In terms of its ability to convey medical themes and experiences in art, cinema is unmatched. An exhilarating and intense example of this lies in the onscreen adaptions of psychiatric illness and its treatment. Characters who deal with mental illness, whether they are viewed as good or bad, have something special to offer to us. They bequeath an emotional experience, a window into the very depths of a tortured mind, as well as the human experience that comes with that torture and its potential resolution. However sick or disturbing we may find it, perceiving these experiences can unlock doors to compassion, understanding, and self-reflection. Importantly, such experience may also allow us an appreciation for the great art, that maybe, just maybe, we did not know existed within us.
* Lecter is played by the renowned actor Anthony Hopkins in the film and despite being on screen for just over 16 minutes, captured the academy award for best actor.
† Lecter pounced after healthcare workers removed his restraints to complete an electrocardiogram (ECG).
‡ To the best of the author’s knowledge, this serves as the most prominent description of hemiglossectomy in the history of cinema.
§ Interesting, some may argue that Lecter in fact stands to suffer more in solitary confinement than most others given his wide-reaching and appreciable intelligence. We see this preyed upon in the film with punishment involving removal of his books or drawings from his jail cell.
** Such comparisons between medical specialties are fraught with complexity. It seems uncontroversial, however, to say that child and adolescent mental healthcare workers are providing interventions at a time and with an illness that will, for better or worse, dictate the terms of the next decades (at least in an appreciable number of cases).

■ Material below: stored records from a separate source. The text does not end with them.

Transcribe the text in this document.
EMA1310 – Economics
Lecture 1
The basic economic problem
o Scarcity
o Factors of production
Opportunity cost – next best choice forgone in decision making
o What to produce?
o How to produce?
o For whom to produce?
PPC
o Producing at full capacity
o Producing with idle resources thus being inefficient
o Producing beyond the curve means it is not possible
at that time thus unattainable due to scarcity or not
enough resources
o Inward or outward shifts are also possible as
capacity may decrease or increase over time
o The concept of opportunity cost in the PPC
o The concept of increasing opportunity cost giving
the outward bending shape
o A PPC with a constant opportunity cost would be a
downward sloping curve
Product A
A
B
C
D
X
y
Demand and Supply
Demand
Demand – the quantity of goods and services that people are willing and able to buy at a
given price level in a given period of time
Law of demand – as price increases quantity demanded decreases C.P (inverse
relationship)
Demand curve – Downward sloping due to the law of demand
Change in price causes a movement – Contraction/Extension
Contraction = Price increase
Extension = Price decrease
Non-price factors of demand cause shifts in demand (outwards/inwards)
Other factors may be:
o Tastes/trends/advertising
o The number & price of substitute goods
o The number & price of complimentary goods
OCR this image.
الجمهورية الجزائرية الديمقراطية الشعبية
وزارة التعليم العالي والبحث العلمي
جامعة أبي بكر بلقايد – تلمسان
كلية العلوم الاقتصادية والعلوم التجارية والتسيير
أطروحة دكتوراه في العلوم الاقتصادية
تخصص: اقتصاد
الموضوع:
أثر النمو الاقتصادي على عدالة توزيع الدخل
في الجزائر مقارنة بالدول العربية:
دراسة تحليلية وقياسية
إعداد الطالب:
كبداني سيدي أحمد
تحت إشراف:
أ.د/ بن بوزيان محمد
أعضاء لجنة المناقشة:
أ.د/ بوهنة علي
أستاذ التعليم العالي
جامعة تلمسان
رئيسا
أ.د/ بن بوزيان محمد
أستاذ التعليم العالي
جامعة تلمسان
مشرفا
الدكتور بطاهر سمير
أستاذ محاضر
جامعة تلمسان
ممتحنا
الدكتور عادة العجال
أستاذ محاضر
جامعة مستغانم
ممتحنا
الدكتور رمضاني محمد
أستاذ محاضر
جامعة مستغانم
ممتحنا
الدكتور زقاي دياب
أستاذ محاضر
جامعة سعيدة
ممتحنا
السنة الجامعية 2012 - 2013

†† Hitchens was celebrated for his ability to turn a clever phrase and did indeed end the point (during an impromptu street corner interview) by saying that one should also “try not to do anything ghastly to your fellow creatures
‡‡ While we may find ourselves rooting for these characters more or less at different times throughout the respective movies, they have all, to some extent, become adored and glorified by film audiences and pop culture. The point here is that this is despite the clear issues they provide from a moralistic standpoint whether derived from illness, the supernatural or their own worldly nature.
§§ Tarantino went on to say: “And if the movie is more than that, if there is a lot underneath, if there is more there, and you go out and you have a piece of pie and coffee and you talk about it and you find that there is more to talk about -- I mean, one of the things that is actually fun is if you go with somebody and they don't like a movie and you do and you start talking about it. And yet they start digging deeper and deeper in the movie, you are not really talking about a movie -- this is not like you don't like it -- you're realizing there is a lot there. I love -- that is one of the things I love about film criticism when it is really good, is just the digging deep.”